The press remained the top dog of advertising spending, claiming a 41.5% market share for the year, ahead of TV (23.9%), direct mail (14.6%), directories (6.4%), outdoor (5.0%) and cinema (0.9%).
Online spending went against the overall general advertising trend, with total UK spend rising just 5.8% in 2004 to £16.9bn (US$31.7bn/€24.7bn) in 2004, based on figures from the Advertising Association and WARC.
Guy Phillipson, chief executive of the IAB, said: “There’s a massive cultural shift going on, forcing a change in consumer and advertiser behaviour. The triple crown of cheap broadband, cheaper technology and ever more compelling content is driving consumers to the Internet and pulling advertisers online.”

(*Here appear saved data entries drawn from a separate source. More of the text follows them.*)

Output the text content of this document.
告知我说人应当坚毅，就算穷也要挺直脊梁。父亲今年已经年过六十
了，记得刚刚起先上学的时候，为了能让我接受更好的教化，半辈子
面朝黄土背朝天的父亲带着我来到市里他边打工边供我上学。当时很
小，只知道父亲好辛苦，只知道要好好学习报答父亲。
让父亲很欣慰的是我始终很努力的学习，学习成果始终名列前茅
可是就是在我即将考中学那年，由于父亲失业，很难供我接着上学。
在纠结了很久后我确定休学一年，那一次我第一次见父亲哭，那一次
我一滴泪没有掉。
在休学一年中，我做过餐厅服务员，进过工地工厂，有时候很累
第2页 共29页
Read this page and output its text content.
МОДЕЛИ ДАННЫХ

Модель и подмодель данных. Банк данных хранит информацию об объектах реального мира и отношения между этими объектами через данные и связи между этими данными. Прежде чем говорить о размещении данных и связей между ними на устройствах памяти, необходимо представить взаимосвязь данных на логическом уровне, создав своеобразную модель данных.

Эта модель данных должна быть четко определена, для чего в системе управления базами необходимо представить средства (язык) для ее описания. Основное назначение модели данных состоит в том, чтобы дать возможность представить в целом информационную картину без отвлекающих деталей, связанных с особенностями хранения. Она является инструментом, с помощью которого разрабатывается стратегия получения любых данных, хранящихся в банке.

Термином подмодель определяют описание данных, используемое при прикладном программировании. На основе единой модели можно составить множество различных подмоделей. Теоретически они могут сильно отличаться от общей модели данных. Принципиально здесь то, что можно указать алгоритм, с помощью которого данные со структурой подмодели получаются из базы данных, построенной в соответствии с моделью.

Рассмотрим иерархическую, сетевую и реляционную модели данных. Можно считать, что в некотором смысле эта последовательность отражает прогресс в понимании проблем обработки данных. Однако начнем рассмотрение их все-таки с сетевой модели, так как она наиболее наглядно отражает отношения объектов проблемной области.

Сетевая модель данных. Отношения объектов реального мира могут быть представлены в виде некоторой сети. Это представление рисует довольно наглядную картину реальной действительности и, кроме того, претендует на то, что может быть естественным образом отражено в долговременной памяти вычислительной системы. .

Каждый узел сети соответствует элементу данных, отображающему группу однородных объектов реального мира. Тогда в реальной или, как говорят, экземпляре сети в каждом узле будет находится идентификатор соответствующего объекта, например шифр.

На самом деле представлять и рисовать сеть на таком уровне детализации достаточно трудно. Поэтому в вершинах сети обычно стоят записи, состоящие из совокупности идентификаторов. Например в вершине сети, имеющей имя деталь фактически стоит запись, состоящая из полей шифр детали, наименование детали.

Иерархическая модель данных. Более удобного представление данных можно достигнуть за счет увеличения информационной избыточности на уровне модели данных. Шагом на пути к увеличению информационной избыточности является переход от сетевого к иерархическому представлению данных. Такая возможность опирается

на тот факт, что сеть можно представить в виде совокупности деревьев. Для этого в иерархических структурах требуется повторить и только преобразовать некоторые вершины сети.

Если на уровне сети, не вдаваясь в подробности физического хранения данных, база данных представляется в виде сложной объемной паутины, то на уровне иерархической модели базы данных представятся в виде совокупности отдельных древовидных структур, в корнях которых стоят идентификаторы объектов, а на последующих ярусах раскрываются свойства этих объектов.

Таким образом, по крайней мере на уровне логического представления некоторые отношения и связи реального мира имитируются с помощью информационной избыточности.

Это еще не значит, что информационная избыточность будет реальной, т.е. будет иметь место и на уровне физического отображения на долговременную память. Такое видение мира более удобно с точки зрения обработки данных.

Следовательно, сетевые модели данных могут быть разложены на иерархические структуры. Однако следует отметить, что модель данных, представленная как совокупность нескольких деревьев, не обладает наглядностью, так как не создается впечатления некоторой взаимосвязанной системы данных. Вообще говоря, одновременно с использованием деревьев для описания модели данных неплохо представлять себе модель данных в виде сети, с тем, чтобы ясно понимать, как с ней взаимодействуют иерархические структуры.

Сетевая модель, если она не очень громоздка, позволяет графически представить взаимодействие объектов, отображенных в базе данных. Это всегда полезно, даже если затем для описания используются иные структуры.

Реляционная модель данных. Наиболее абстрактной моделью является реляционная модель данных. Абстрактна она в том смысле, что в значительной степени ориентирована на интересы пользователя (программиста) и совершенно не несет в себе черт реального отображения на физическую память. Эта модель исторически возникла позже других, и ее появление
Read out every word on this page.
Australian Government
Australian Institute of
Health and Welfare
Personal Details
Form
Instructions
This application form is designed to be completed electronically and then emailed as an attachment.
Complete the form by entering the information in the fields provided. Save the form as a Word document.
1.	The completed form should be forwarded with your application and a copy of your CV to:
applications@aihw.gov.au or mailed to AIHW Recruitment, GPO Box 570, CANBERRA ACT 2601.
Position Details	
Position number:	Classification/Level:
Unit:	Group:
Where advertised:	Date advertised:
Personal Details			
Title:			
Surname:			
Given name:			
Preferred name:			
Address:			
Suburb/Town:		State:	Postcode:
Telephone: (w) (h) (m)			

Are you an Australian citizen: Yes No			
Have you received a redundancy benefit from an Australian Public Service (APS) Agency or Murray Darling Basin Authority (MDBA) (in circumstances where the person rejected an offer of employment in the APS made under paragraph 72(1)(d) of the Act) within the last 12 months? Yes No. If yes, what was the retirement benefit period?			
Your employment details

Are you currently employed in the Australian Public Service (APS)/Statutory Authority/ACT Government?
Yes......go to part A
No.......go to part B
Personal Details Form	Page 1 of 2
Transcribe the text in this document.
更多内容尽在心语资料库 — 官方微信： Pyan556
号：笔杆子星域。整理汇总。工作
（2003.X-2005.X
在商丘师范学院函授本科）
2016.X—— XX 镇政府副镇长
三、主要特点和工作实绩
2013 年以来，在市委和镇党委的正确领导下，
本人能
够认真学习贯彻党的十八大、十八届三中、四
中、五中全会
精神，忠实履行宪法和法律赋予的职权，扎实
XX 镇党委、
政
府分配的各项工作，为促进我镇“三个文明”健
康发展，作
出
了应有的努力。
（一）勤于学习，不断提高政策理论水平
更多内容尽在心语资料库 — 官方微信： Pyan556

The report went on to assert that the online industry is now ahead of its targets to overtake the market size of Outdoor advertising by November 2007, adding that online ad revenues are now more than four times bigger than they were at the height of the dotcom boom in 2000.
“The audiences are there – more marketers need to wake up to the brand building and direct sale benefits of the Internet as a maturing medium.” enthused Phillipson.